Sunday, February 15, 2009

Saving Religious Schools a Risk for Obama?

Why not save Catholic schools with government funds? Schools are schools, and their primary purpose is to educate this nation’s children to be productive, responsible and law-abiding citizens. To this end, President Obama’s faith-based program may be a godsend to closing Catholic educational institutions. That is what Anthony Stevens-Arroyo, Professor Emeritus of Puerto Rican and Latino Studies at Brooklyn College, argues on his Washington Post “On Faith” Feb. 8th post. To some committed separationists—and in fact to your average American tax-payer—the idea of resuscitating Catholic schools suffering from lack of financial support with tax dollars would not only be absurd, it would be downright unconstitutional, a clear establishment of religion case and an easy fail on the Lemon entanglement litmus test. Yet rescuing Catholic schools may well be on the agenda of President Obama’s much-debated faith-based initiative.

Back in July 2008, then presidential candidate Barak Obama gave a speech in Zanesville, Ohio where he announced his plan to form a “Council on Faith-Based and Community Partnerships” if elected president. Fast-forward a few months and President Obama seems to be on track to delivering on his promise. On Feb. 5th, 2009, President Obama signed an executive order to officially establish a White House Office of Faith-Based and Neighborhood Partnerships. The Office includes a 25-member Advisory Council of both religious and secular leaders. Three of the Office’s four main objectives is domestically-focused, encompassing poverty-reduction, supporting women and children, reducing the need for abortions, increasing employment and promoting responsible fatherhood. Strengthening communities and achieving all these listed goals undoubtedly involves improving education. From this point precisely, arises the possibility of President Obama’s faith-based program helping Catholic schools and with it a whole jumble of constitutional and legal questions marks.

Before someone shouts out the First Amendment with fiery disbelief, let me elaborate. President Obama is not proposing that Congress should convert to Catholicism. His faith-based policies, however, would allow for Catholic schools, and other religious schools, to convert to charter schools. Charter schools are privately-run, publicly-funded schools that are not formally part of the public school districts and that have more flexibility than traditional public schools in setting teacher salaries and their curricula. Charter schools are required, however, to fulfill government-mandated educational standards and must be non-sectarian. Therefore, if a Catholic school agrees to become a charter school, it can receive government funding like any other charter school, but only for its non-religious instruction or in ways that would not be channeling public funds to directly support religious teaching. Students would have to relocate during the school day in order to take religious courses, for example, as established by Zorach v. Clausen (1952), and as has been the case with a Catholic school turned charter in Queens, NY.

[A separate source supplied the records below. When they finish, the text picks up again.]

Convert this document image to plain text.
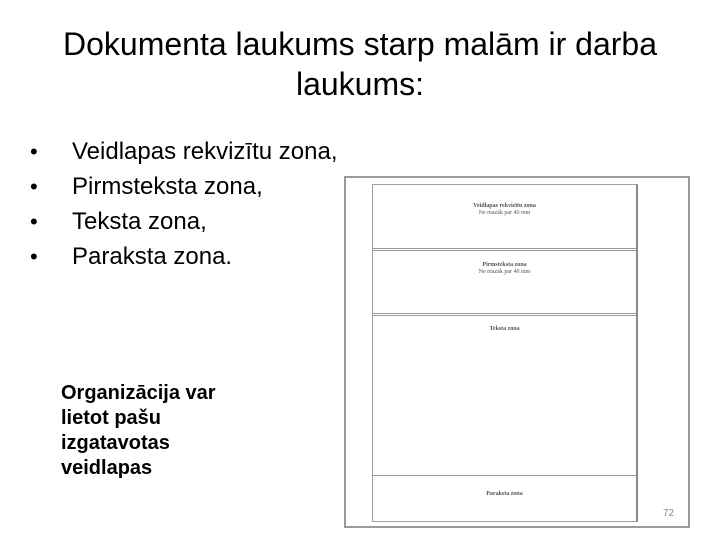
Dokumenta laukums starp malām ir darba laukums:
• Veidlapas rekvizītu zona,
• Pirmsteksta zona,
• Teksta zona,
• Paraksta zona.
Organizācija var
lietot pašu
izgatavotas
veidlapas
Veidlapas rekvizītu zona
Ne mazāk par 40 mm
Pirmsteksta zona
Ne mazāk par 40 mm
Teksta zona
Paraksta zona
72
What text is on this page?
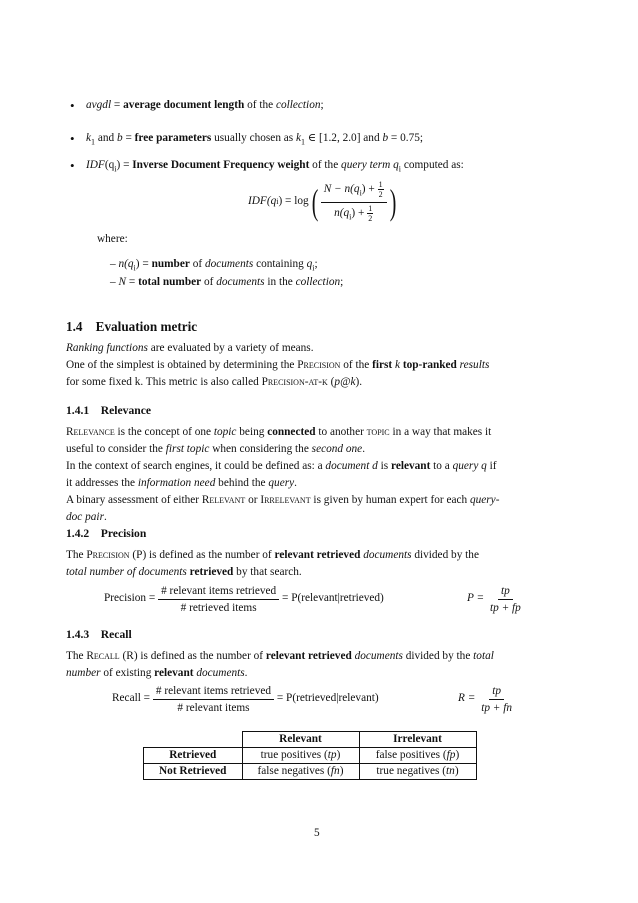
• avgdl = average document length of the collection;
• $k_1$ and b = free parameters usually chosen as $k_1$ ∈ [1.2, 2.0] and b = 0.75;
• $IDF(q_i)$ = Inverse Document Frequency weight of the query term $q_i$ computed as:
IDF(q i ) = log ( $\frac{N - n(q_i) + \frac{1}{2}}{n(q_i) + \frac{1}{2}}$ )
where:
– $n(q_i)$ = number of documents containing $q_i$;
– N = total number of documents in the collection;
1.4 Evaluation metric
Ranking functions are evaluated by a variety of means.
One of the simplest is obtained by determining the Precision of the first k top-ranked results
for some fixed k. This metric is also called Precision-at-k (p@k).
1.4.1 Relevance
Relevance is the concept of one topic being connected to another topic in a way that makes it
useful to consider the first topic when considering the second one.
In the context of search engines, it could be defined as: a document d is relevant to a query q if
it addresses the information need behind the query.
A binary assessment of either Relevant or Irrelevant is given by human expert for each query-
doc pair.
1.4.2 Precision
The Precision (P) is defined as the number of relevant retrieved documents divided by the
total number of documents retrieved by that search.
Precision =
$\frac{\text{\# relevant items retrieved}}{\text{\# retrieved items}}$
= P(relevant|retrieved)	P =
$\frac{tp}{tp + fp}$
1.4.3 Recall
The Recall (R) is defined as the number of relevant retrieved documents divided by the total
number of existing relevant documents.
Recall =
$\frac{\text{\# relevant items retrieved}}{\text{\# relevant items}}$
= P(retrieved|relevant)	R =
$\frac{tp}{tp + fn}$
	Relevant	Irrelevant
Retrieved	true positives (tp)	false positives (fp)
Not Retrieved	false negatives (fn)	true negatives (tn)
5
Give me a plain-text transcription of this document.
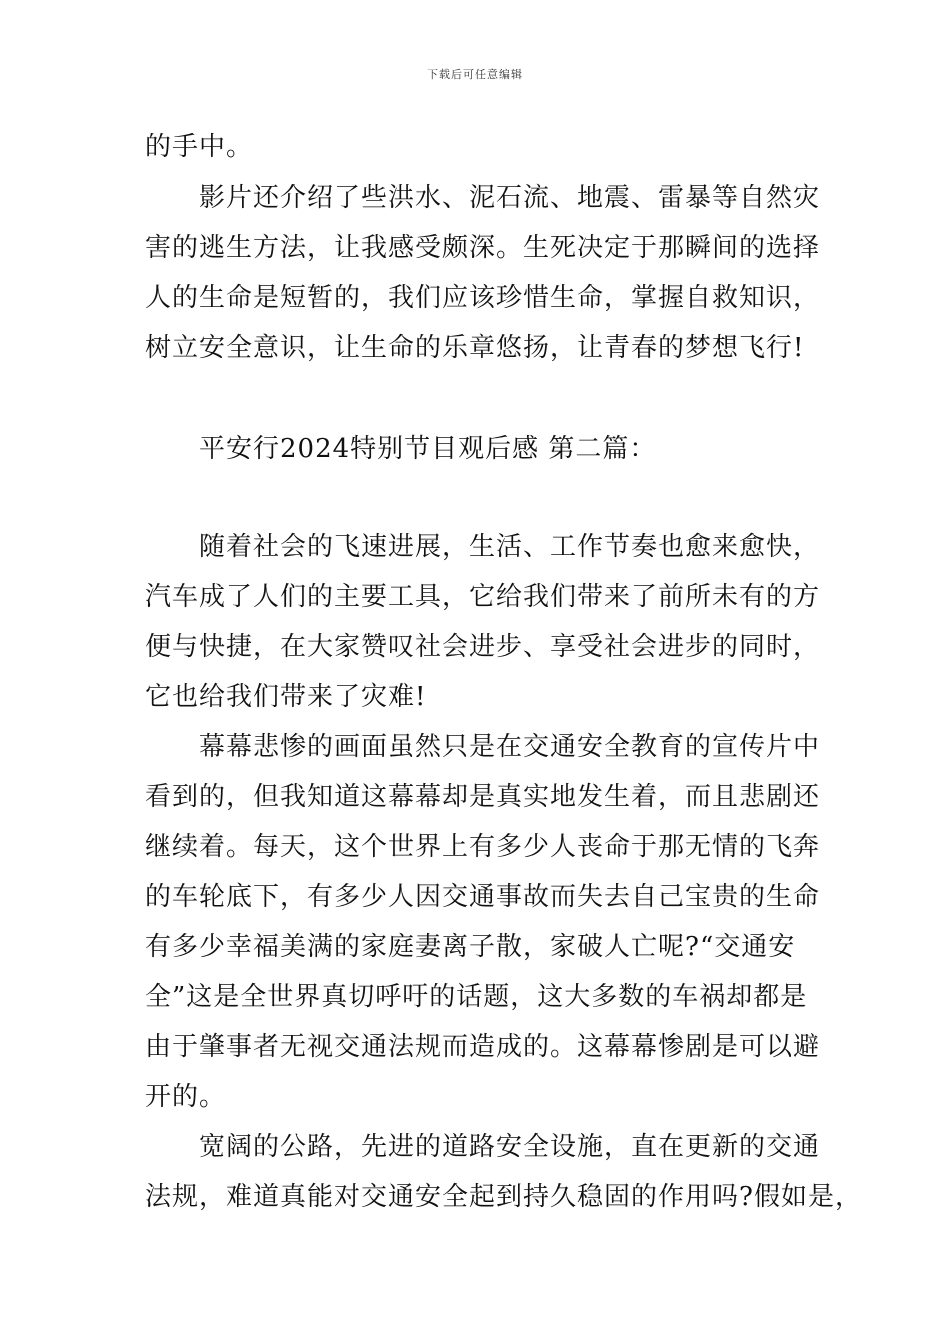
下载后可任意编辑
的手中。
影片还介绍了些洪水、泥石流、地震、雷暴等自然灾
害的逃生方法，让我感受颇深。生死决定于那瞬间的选择
人的生命是短暂的，我们应该珍惜生命，掌握自救知识，
树立安全意识，让生命的乐章悠扬，让青春的梦想飞行!
平安行2024特别节目观后感 第二篇：
随着社会的飞速进展，生活、工作节奏也愈来愈快，
汽车成了人们的主要工具，它给我们带来了前所未有的方
便与快捷，在大家赞叹社会进步、享受社会进步的同时，
它也给我们带来了灾难!
幕幕悲惨的画面虽然只是在交通安全教育的宣传片中
看到的，但我知道这幕幕却是真实地发生着，而且悲剧还
继续着。每天，这个世界上有多少人丧命于那无情的飞奔
的车轮底下，有多少人因交通事故而失去自己宝贵的生命
有多少幸福美满的家庭妻离子散，家破人亡呢?“交通安
全”这是全世界真切呼吁的话题，这大多数的车祸却都是
由于肇事者无视交通法规而造成的。这幕幕惨剧是可以避
开的。
宽阔的公路，先进的道路安全设施，直在更新的交通
法规，难道真能对交通安全起到持久稳固的作用吗?假如是，
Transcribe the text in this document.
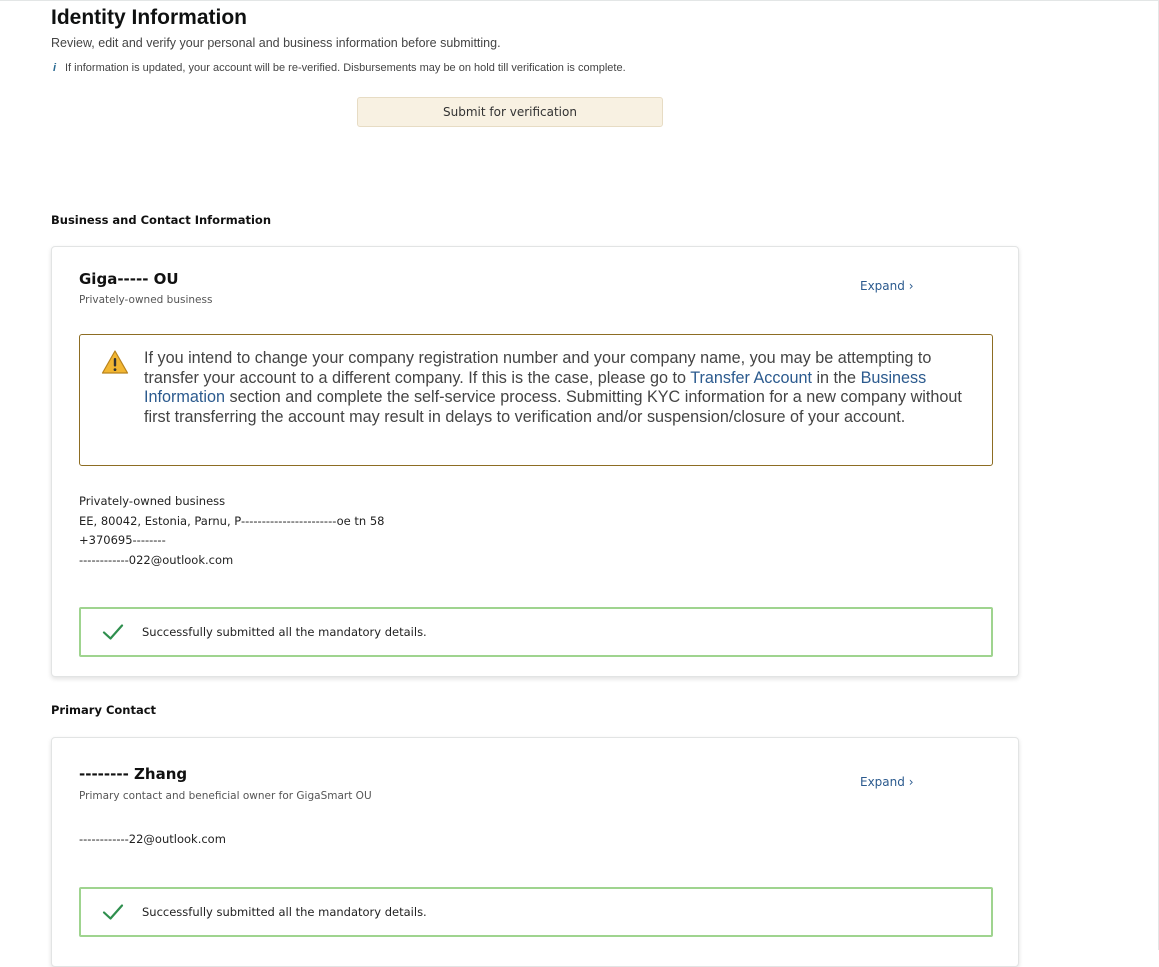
Identity Information
Review, edit and verify your personal and business information before submitting.
i If information is updated, your account will be re-verified. Disbursements may be on hold till verification is complete.
Submit for verification
Business and Contact Information
Giga----- OU
Privately-owned business
Expand ›
If you intend to change your company registration number and your company name, you may be attempting to transfer your account to a different company. If this is the case, please go to Transfer Account in the Business Information section and complete the self-service process. Submitting KYC information for a new company without first transferring the account may result in delays to verification and/or suspension/closure of your account.
Privately-owned business
EE, 80042, Estonia, Parnu, P-----------------------oe tn 58
+370695--------
------------022@outlook.com
Successfully submitted all the mandatory details.
Primary Contact
-------- Zhang
Primary contact and beneficial owner for GigaSmart OU
Expand ›
------------22@outlook.com
Successfully submitted all the mandatory details.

Such arrangements for support of religious schools would not be a great departure from historical precedent. In 1997, the Supreme Court approved the use of federal tax funds in Agostini v. Felton to send public school teachers into parochial schools to provide remedial teaching to “at risk” students during the school day. In Mitchell et al. v. Helms (2000), the Court again approved using federal funds to aid religious schools, this time granting money for computers and library books. The famous Zelman v. Simmons-Harris case in 2002 allowed for government-issued educational vouchers to be used for student tuition even if students used the vouchers to attend private religious schools, and in fact, an overwhelming majority of them did just that.

So are faith-based charter school arrangements a good idea? Stevens-Arroyo got a lot of heat for responding to this question with a “yes.” Yet, Catholic schools and other private religious schools undeniably serve an important role in community development. They often fill a substantial gap that poorly-functioning public schools leave behind, particularly in neglected inner cities. The educational voucher program that sparked the fire of the Zelman case is proof enough that public schools alone are not getting the job done when it comes to educating under-privileged American students. Perhaps government support of private schools, including religious schools, can help give more students a better basic education, which would in turn help the White House Office of Faith-Based and Neighborhood Partnerships achieve its goals of poverty-reduction and social rehabilitation.

A word of prudence must follow, however. Even if giving private religious schools a push for the sake of the greater public good is a smart move, President Obama and his Advisory Council for the faith-based Office will have to proceed with caution. Critics of the idea can quickly argue that funds would be better spent trying to improve public schools, instead of risking getting stuck in legal webs over religious schools. Whatever the case, I do not doubt that every move the Council makes—related to schools or otherwise— will be under the wide-eyed scrutiny of policy-makers, lawyers and citizens alike. If someone spots excessive entanglement of church and state, they will be sure to blow the whistle loud and clear.